We can also assist you in setting up a business in Mainland China. This process has quite different steps as it is a different jurisdiction within the People’s Republic of China.
Business Registration Fee & Levy
When incorporating a Hong Kong company or registering a branch, one should take note of the so-called ‘BR Fee’ upon a business registration in Hong Kong. The BR Fee is a fee payable to the Inland Revenue Department of Hong Kong and either relates to a governmental fee for registering a business or a branch in Hong Kong.
Business/Branch Registration Fee & Levy
Since the 1st of April 2019, the Hong Kong Inland Revenue Department has decreased the one-year Business Registration Certificate fee from HK$ 2,250 to HK$ 250. At the same time, the three-year Business Registration Certificate fee has been reduced from HK$ 5,950 to HK$ 3,950. For a Branch Registration Certificate, the current fees are HK$ 250 for a one year certificate and HK$ 866 for a three year certificate.
Annual Return Fee
Annual Returns that have been filed on time with the Hong Kong Company Registry costs HK$105.
Business Registration FAQs
1. What if the potential shareholder(s) or director(s) for the new incorporated Hong Kong Company cannot be in Hong Kong for the incorporation process? Will it still be possible to incorporate a Hong Kong Limited company?
Yes, as long as, we receive payment upfront along with all the completed due diligence documentations required. There are two ways we can do this:
a) We shall incorporate the company first under in our name and subsequently transfer the directorship and shareholding rights to the relevant parties when they come to Hong Kong.
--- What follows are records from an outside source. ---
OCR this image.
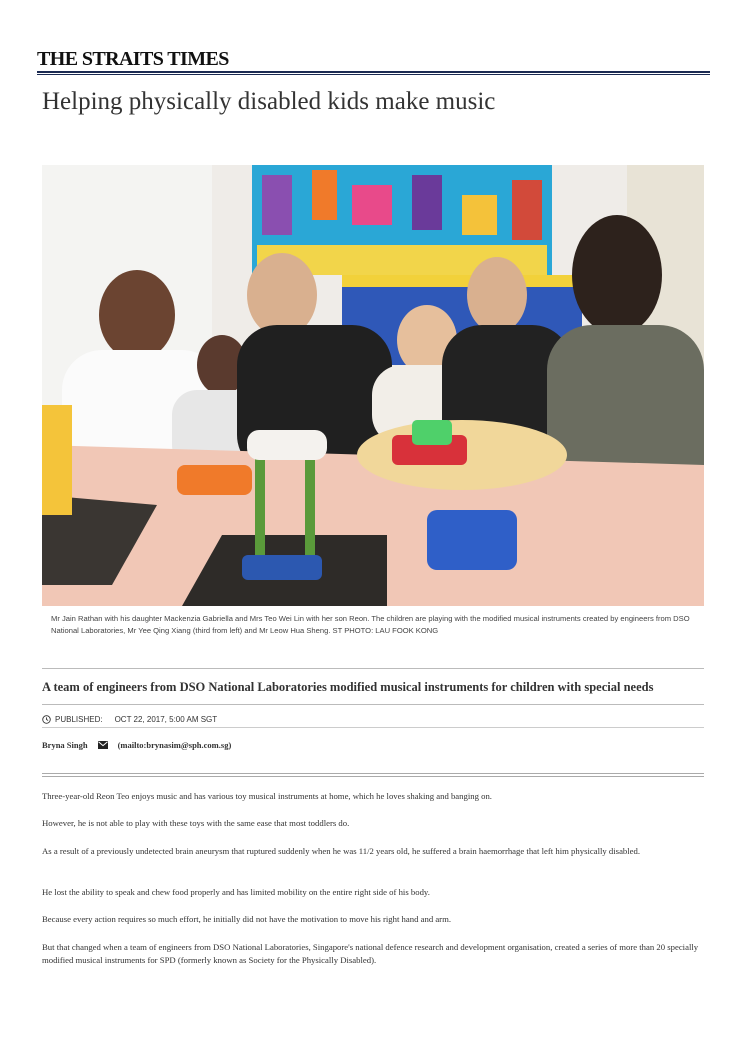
THE STRAITS TIMES
Helping physically disabled kids make music
Mr Jain Rathan with his daughter Mackenzia Gabriella and Mrs Teo Wei Lin with her son Reon. The children are playing with the modified musical instruments created by engineers from DSO National Laboratories, Mr Yee Qing Xiang (third from left) and Mr Leow Hua Sheng. ST PHOTO: LAU FOOK KONG
A team of engineers from DSO National Laboratories modified musical instruments for children with special needs
PUBLISHED: OCT 22, 2017, 5:00 AM SGT
Bryna Singh	(mailto:brynasim@sph.com.sg)

Three-year-old Reon Teo enjoys music and has various toy musical instruments at home, which he loves shaking and banging on.

However, he is not able to play with these toys with the same ease that most toddlers do.

As a result of a previously undetected brain aneurysm that ruptured suddenly when he was 11/2 years old, he suffered a brain haemorrhage that left him physically disabled.

He lost the ability to speak and chew food properly and has limited mobility on the entire right side of his body.

Because every action requires so much effort, he initially did not have the motivation to move his right hand and arm.

But that changed when a team of engineers from DSO National Laboratories, Singapore's national defence research and development organisation, created a series of more than 20 specially modified musical instruments for SPD (formerly known as Society for the Physically Disabled).
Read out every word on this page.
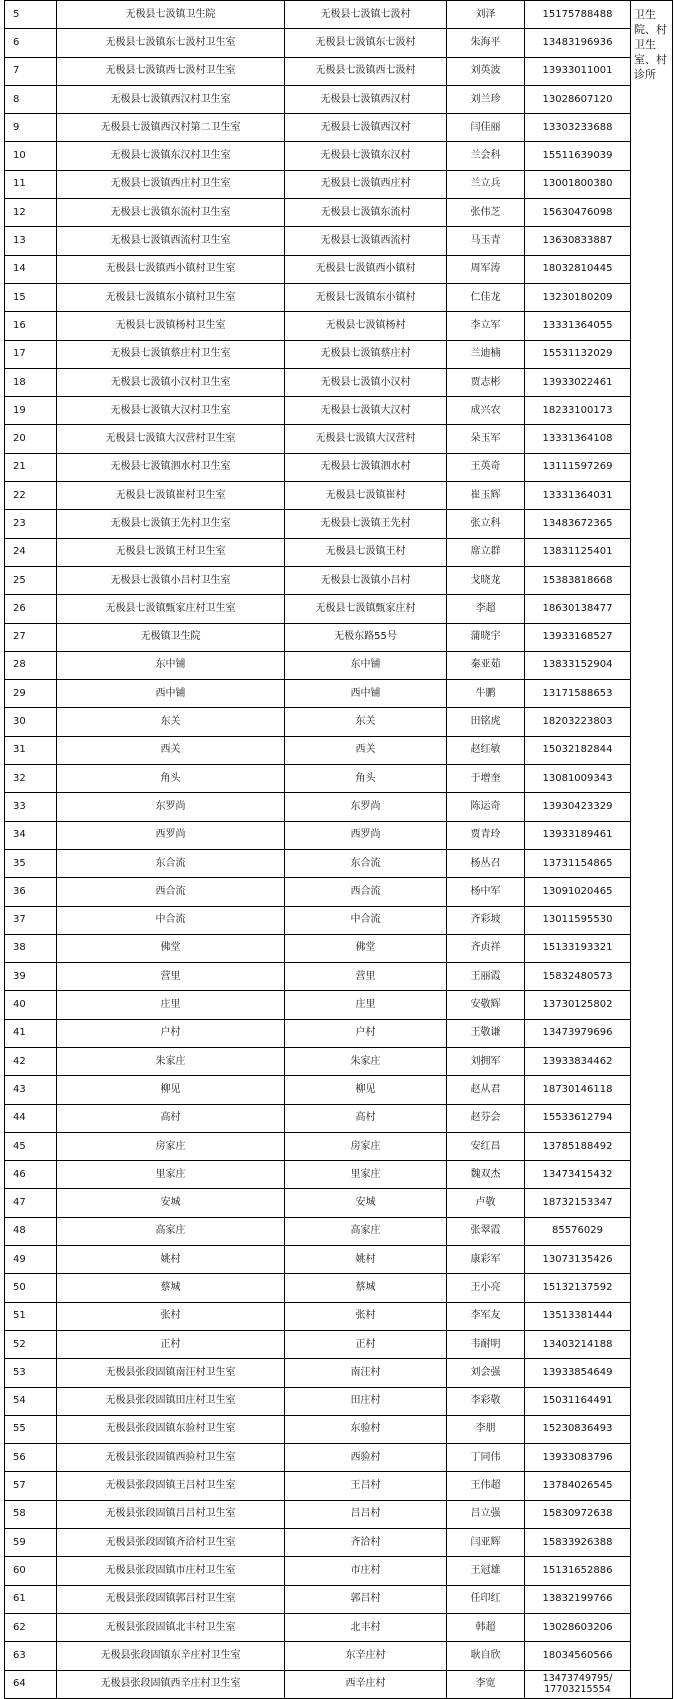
5	无极县七汲镇卫生院	无极县七汲镇七汲村	刘泽	15175788488	卫生院、村卫生室、村诊所
6	无极县七汲镇东七汲村卫生室	无极县七汲镇东七汲村	朱海平	13483196936	
7	无极县七汲镇西七汲村卫生室	无极县七汲镇西七汲村	刘英波	13933011001	
8	无极县七汲镇西汉村卫生室	无极县七汲镇西汉村	刘兰珍	13028607120	
9	无极县七汲镇西汉村第二卫生室	无极县七汲镇西汉村	闫佳丽	13303233688	
10	无极县七汲镇东汉村卫生室	无极县七汲镇东汉村	兰会科	15511639039	
11	无极县七汲镇西庄村卫生室	无极县七汲镇西庄村	兰立兵	13001800380	
12	无极县七汲镇东流村卫生室	无极县七汲镇东流村	张伟芝	15630476098	
13	无极县七汲镇西流村卫生室	无极县七汲镇西流村	马玉青	13630833887	
14	无极县七汲镇西小镇村卫生室	无极县七汲镇西小镇村	周军涛	18032810445	
15	无极县七汲镇东小镇村卫生室	无极县七汲镇东小镇村	仁佳龙	13230180209	
16	无极县七汲镇杨村卫生室	无极县七汲镇杨村	李立军	13331364055	
17	无极县七汲镇蔡庄村卫生室	无极县七汲镇蔡庄村	兰迪楠	15531132029	
18	无极县七汲镇小汉村卫生室	无极县七汲镇小汉村	贾志彬	13933022461	
19	无极县七汲镇大汉村卫生室	无极县七汲镇大汉村	成兴农	18233100173	
20	无极县七汲镇大汉营村卫生室	无极县七汲镇大汉营村	朵玉军	13331364108	
21	无极县七汲镇泗水村卫生室	无极县七汲镇泗水村	王英奇	13111597269	
22	无极县七汲镇崔村卫生室	无极县七汲镇崔村	崔玉辉	13331364031	
23	无极县七汲镇王先村卫生室	无极县七汲镇王先村	张立科	13483672365	
24	无极县七汲镇王村卫生室	无极县七汲镇王村	席立群	13831125401	
25	无极县七汲镇小吕村卫生室	无极县七汲镇小吕村	戈晓龙	15383818668	
26	无极县七汲镇甄家庄村卫生室	无极县七汲镇甄家庄村	李超	18630138477	
27	无极镇卫生院	无极东路55号	蒲晓宇	13933168527	
28	东中铺	东中铺	秦亚茹	13833152904	
29	西中铺	西中铺	牛鹏	13171588653	
30	东关	东关	田铭虎	18203223803	
31	西关	西关	赵红敏	15032182844	
32	角头	角头	于增奎	13081009343	
33	东罗尚	东罗尚	陈运奇	13930423329	
34	西罗尚	西罗尚	贾青玲	13933189461	
35	东合流	东合流	杨丛召	13731154865	
36	西合流	西合流	杨中军	13091020465	
37	中合流	中合流	齐彩坡	13011595530	
38	佛堂	佛堂	齐贞祥	15133193321	
39	营里	营里	王丽霞	15832480573	
40	庄里	庄里	安敬辉	13730125802	
41	户村	户村	王敬谦	13473979696	
42	朱家庄	朱家庄	刘拥军	13933834462	
43	柳见	柳见	赵从君	18730146118	
44	高村	高村	赵芬会	15533612794	
45	房家庄	房家庄	安红昌	13785188492	
46	里家庄	里家庄	魏双杰	13473415432	
47	安城	安城	卢敬	18732153347	
48	高家庄	高家庄	张翠霞	85576029	
49	姚村	姚村	康彩军	13073135426	
50	蔡城	蔡城	王小亮	15132137592	
51	张村	张村	李军友	13513381444	
52	正村	正村	韦耐明	13403214188	
53	无极县张段固镇南汪村卫生室	南汪村	刘会强	13933854649	
54	无极县张段固镇田庄村卫生室	田庄村	李彩敬	15031164491	
55	无极县张段固镇东验村卫生室	东验村	李朋	15230836493	
56	无极县张段固镇西验村卫生室	西验村	丁同伟	13933083796	
57	无极县张段固镇王吕村卫生室	王吕村	王伟超	13784026545	
58	无极县张段固镇吕吕村卫生室	吕吕村	吕立强	15830972638	
59	无极县张段固镇齐洽村卫生室	齐洽村	闫亚辉	15833926388	
60	无极县张段固镇市庄村卫生室	市庄村	王冠雄	15131652886	
61	无极县张段固镇郭吕村卫生室	郭吕村	任印红	13832199766	
62	无极县张段固镇北丰村卫生室	北丰村	韩超	13028603206	
63	无极县张段固镇东辛庄村卫生室	东辛庄村	耿自欣	18034560566	
64	无极县张段固镇西辛庄村卫生室	西辛庄村	李宽	13473749795/
17703215554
b) Or we can directly appoint the said director(s) and shareholder(s) to the company by means of sending out the documentations by courier and have the documents signed by the relevant parties and have it returned to us for submission.
2) What if the potential shareholder(s) or director(s) has a limited time on their schedule to come to Hong Kong and needs to have the company incorporated as quickly as possible preferably within a day?
When we incorporate the company first in our name, we could prepare all the relevant resolutions and transfer the directorship or the said share(s) to relevant parties on the day that the client is in Hong Kong.
However, booking an appointment for opening a business account may not be possible as banks nowadays are using a different approach in business account opening. Most banks require all business information upfront from their potential customer and do their relevant due diligence check first before allowing for an appointment.
3) Is it absolutely necessary for both the director and shareholder to be present during the business account opening?
It will depend on the bank, but some banks only require the director, being the signatory to the banking documents, to be present. In any case, account signatories to the bank account have to be present at all times.